Following the conclusion of this series’ opening salvo, The Andalucian Friend (2012), gangster Hector Guzman is in a coma in Spain after being attacked by rivals while his lover, Sophie Brinkmann, tries to carry on with her son, Albert, in Stockholm. German, Russian, and South American gangsters are once again angling for control of Hector’s syndicate, and Sophie’s talks with them to buy time has her under suspicion as a traitor—a status that gets more complicated when Hector’s eyes flicker open again. Approximately two dozen characters of substance flow through this story, which largely turns on the kidnappings of Albert and of Lothar, a son of Hector’s. But despite all the globe-trotting and moving parts, which often bogged down his debut, Söderberg here works in tighter and cleaner prose. And this time he has a subplot that in some ways trumps the main story, following Tommy, a corrupt cop who tries to shut down an investigation of Hector by replacing go-getter detective Antonia with Miles, a stripper-addicted piece of deadwood.
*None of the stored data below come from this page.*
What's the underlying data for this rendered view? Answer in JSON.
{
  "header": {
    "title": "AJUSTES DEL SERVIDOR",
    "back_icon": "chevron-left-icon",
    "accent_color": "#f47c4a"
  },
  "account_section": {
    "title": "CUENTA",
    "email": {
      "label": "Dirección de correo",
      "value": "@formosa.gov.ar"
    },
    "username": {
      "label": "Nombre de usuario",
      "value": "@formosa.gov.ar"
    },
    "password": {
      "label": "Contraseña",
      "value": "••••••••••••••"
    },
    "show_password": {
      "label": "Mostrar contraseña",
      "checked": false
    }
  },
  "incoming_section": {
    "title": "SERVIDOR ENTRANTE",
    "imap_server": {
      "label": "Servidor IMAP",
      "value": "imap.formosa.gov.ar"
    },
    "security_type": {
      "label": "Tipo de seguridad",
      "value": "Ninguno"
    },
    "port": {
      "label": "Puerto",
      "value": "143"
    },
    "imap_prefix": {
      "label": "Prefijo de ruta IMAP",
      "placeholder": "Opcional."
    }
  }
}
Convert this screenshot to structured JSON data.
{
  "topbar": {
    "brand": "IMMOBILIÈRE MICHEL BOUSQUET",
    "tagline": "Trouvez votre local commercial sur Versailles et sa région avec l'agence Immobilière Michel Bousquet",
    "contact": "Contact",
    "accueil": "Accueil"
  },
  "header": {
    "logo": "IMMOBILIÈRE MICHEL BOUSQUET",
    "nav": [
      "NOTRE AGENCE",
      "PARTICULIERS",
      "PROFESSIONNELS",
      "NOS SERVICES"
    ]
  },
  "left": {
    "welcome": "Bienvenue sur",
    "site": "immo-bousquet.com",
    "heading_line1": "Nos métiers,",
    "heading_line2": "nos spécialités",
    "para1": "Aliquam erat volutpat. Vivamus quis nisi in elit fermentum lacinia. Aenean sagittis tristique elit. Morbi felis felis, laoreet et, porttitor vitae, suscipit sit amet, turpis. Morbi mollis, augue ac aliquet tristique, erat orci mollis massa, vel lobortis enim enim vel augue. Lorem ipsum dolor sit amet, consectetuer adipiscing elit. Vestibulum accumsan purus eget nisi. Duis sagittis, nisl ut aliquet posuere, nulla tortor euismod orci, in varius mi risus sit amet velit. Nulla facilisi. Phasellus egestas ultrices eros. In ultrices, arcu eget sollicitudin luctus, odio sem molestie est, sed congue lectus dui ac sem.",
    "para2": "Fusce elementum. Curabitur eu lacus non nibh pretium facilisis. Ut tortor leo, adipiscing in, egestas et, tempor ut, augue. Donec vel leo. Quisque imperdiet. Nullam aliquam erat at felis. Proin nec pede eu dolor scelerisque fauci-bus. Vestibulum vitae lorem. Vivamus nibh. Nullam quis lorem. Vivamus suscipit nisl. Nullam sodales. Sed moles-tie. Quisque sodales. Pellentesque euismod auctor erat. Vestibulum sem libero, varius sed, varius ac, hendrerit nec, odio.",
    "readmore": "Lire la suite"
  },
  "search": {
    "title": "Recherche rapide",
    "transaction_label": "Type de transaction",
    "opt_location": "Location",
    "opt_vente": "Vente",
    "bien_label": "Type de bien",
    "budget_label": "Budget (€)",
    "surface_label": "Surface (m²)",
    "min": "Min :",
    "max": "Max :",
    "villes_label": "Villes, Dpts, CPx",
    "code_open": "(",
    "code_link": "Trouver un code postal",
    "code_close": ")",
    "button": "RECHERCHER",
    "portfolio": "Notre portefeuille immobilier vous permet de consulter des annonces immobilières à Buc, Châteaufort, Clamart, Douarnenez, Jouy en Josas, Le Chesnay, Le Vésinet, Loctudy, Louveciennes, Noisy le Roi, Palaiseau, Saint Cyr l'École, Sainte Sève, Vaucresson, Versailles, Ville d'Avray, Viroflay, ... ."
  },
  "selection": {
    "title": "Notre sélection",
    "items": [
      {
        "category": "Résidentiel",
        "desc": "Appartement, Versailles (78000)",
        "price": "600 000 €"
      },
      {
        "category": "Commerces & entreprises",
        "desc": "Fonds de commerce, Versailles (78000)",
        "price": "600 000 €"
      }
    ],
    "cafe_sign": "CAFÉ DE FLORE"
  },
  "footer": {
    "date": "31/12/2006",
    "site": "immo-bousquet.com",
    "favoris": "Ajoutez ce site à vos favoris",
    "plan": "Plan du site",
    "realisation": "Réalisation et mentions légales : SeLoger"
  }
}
Tommy’s scheme backfires, which is no surprise. But Söderberg’s treatment of the backfiring, particularly Miles’ redemption, is marked by thoughtful characterization and the kind of black-hearted inside-out morality that’s defined the recent Scandinavian crime boom; Söderberg can make you cheer for a man urinating on a beaten corpse. Sophie remains a frustratingly passive character in this milieu—Söderberg has deliberately made her untouched by such machinations, and here, she’s mostly wringing her hands over Albert. But the pieces seem to be in place for her to fully claim the stage in Book 3.
A thriller with plenty of vectors but a better sense of direction than its predecessor.